Re: [ABOMINATION] x86: Fast interrupt return to userspace

From: Linus Torvalds
Date: Tue May 06 2014 - 17:00:26 EST


On Tue, May 6, 2014 at 1:35 PM, Linus Torvalds
<torvalds@xxxxxxxxxxxxxxxxxxxx> wrote:
>
> Heh. That is pretty disgusting. But I guess it could be interesting
> for timing. BRB.

Ooh. That's friggin impressive.

Guys, see if you can recreate these numbers. This is my totally
disgusting test-case, which really is just stress-testing page faults
and nothing else.

Silly C file attached, see the comment at the top of it. Then just do
"time ./a.out". It's designed to map the zero-page and access it. The
"start" thing was to make sure it's not hugepage-aligned, but that's
not actually enough with a big 1GB area, so you do need that whole
"echo never" thing since there will be tons of aligned areas that the
kernel will make noops for this case otherwise.

Anyway, on my Haswell with normal "iret", that program takes 8.4+-0.1 seconds.

With the disgusting sysret hackery, it takes 6.5+-0.1 seconds.
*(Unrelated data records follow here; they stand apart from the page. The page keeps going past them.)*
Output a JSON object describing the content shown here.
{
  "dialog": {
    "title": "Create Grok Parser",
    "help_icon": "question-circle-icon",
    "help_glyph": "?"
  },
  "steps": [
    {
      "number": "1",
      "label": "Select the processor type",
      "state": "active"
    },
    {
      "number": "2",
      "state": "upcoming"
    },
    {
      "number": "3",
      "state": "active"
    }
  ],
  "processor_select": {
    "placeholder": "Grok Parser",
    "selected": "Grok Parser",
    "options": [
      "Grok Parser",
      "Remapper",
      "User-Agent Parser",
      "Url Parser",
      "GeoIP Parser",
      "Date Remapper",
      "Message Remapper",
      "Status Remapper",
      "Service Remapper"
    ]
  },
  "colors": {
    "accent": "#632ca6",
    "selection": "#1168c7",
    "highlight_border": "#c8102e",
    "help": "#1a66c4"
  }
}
That's
a rather impressive 23% performance improvement for page faulting.

I'll do profiles and test the kernel compile too, but the raw timings
are certainly promising. The "sysret" hack is pretty disgusting, and
it's broken too. sysret doesn't do some things iret does (like TF flag
etc), so it's not complete, but it's clearly good enough to run tests
on. It will definitely break ptrace() and friends.

Linus
//
// Make sure to do
//
// echo never >/sys/kernel/mm/transparent_hugepage/enabled
//
// to disable THP for this stupid test-case.

#include <stdio.h>
#include <sys/types.h>
#include <sys/mman.h>
#include <unistd.h>

#define SIZE (1024*1024*1024)

int main(int argc, char **argv)
{
void *addr, *start;
int i;

start = 8192 + mmap(NULL, 4096, PROT_READ, MAP_PRIVATE | MAP_ANON, -1, 0);
start = (void *)(8192 | (unsigned long) start);

for (i = 0; i < 100; i++) {
unsigned int j;
addr = mmap(start, SIZE, PROT_READ, MAP_PRIVATE | MAP_ANON, -1, 0);
for (j = 0; j < SIZE; j += 4096) {
*(volatile int *)(j+addr);
}
munmap(addr, SIZE);
}
return 0;
}